Такого рода преданиями был овеян каждый уголок Морских дворцов, и Мать императрица читала об этом в книгах. Но ни одно место в этом приюте наслаждений она не любила больше, чем двухэтажный Павильон мыслей о доме, который стоял у Южного моря. Цяньлун построил его для своей фаворитки, прославившейся как Благоухающая наложница Цань Фэй, ибо пот с ее изящного тела был сладостен подобно духам. Она происходила из далекого Туркестана, где ее захватили как военный трофей и взяли от дома и от мужа. Прослышав о волшебной красоте этой кашгарской принцессы, а в особенности о мягкости ее белоснежной кожи, Цяньлун дал приказ своим генералам привезти женщину, и если придется, то силой.

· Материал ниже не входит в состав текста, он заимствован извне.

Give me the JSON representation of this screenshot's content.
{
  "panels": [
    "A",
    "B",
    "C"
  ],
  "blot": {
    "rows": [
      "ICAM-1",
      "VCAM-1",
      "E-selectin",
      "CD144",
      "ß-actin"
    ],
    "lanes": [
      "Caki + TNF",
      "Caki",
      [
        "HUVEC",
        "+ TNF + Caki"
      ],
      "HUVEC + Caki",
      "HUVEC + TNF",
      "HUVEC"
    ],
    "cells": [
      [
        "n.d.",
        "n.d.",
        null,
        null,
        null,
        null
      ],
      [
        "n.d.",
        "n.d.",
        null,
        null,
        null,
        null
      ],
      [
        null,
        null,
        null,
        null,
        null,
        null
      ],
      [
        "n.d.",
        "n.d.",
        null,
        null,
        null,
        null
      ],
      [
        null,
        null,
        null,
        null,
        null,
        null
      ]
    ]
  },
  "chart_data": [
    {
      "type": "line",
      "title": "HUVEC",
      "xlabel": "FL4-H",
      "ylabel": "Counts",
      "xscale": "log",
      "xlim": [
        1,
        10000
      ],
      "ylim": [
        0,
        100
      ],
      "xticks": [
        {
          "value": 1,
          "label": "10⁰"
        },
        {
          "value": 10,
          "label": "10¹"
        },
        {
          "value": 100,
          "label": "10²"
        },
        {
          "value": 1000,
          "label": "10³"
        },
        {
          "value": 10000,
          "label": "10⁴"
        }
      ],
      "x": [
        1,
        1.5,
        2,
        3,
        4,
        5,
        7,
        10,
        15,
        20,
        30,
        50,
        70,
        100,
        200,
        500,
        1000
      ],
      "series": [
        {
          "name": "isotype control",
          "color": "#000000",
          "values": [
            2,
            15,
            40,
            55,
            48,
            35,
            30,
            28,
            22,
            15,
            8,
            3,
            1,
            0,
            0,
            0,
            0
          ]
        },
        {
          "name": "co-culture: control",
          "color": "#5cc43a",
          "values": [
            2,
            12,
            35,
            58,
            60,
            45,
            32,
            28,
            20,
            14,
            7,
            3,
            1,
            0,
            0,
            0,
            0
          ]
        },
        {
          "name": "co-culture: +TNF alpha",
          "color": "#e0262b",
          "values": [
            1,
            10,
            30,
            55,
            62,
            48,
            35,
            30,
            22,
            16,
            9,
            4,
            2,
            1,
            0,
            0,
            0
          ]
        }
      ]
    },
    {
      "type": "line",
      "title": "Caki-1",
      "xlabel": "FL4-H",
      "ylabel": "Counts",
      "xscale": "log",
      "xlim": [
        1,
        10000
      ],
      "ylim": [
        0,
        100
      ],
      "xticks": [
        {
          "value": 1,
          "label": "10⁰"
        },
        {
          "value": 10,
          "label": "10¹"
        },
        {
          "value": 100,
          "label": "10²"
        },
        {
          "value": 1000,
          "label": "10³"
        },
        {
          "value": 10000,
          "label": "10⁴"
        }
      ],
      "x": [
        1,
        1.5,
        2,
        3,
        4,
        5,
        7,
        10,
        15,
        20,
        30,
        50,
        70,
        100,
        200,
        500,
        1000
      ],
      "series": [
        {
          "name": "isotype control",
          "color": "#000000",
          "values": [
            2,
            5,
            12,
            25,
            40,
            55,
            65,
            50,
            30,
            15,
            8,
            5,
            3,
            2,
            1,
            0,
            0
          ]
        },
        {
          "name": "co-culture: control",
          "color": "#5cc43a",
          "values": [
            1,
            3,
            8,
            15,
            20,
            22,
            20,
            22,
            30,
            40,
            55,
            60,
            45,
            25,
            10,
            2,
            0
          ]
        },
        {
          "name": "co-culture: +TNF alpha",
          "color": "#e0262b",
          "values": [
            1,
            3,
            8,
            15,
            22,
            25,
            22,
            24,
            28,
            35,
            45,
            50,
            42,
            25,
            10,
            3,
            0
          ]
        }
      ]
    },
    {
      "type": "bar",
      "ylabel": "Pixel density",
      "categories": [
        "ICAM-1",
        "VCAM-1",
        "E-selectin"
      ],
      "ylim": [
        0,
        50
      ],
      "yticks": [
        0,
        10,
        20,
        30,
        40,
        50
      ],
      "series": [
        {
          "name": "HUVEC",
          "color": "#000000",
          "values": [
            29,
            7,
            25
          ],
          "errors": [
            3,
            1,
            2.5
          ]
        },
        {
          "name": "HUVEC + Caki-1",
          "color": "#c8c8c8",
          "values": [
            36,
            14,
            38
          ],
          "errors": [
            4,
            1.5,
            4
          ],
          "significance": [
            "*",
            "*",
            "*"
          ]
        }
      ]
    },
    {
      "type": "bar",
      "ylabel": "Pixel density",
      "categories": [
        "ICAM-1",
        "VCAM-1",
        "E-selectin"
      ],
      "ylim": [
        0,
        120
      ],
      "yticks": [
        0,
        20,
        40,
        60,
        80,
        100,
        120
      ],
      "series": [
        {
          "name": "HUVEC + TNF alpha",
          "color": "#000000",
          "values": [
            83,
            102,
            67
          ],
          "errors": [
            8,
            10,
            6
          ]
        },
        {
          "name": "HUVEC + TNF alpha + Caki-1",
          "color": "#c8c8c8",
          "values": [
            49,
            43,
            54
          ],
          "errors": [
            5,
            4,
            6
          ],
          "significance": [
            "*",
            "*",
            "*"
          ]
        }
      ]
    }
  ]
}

Красавица, однако, оставалась верна своему мужу, она ни за что не соглашалась покинуть свой дом, и за нее началась война.
Когда муж принцессы потерпел поражение и наложил на себя руки, то вдову некому было больше защищать, и ей пришлось прибыть к императору Китая. Однако она отвергала Цяньлуна, а тот, хотя и влюбился в наложницу с первого взгляда, не хотел брать ее силой, желая сполна получить удовольствие от добровольного согласия. Поэтому император построил павильон, откуда из башни принцесса могла смотреть в сторону своей утраченной родины, а сам терпеливо ждал, когда же, наконец, она сменит гнев на милость. В этом Цяньлун пошел против совета своей матери, вдовствующей императрицы, которая в ярости велела сыну отослать эту прекрасную и неприступную женщину обратно в Туркестан, так как Благоухающая наложница не позволяла правителю даже приблизиться к ней, говоря, что если он прикоснется своей ладонью к ее руке, то она убьет и себя, и его.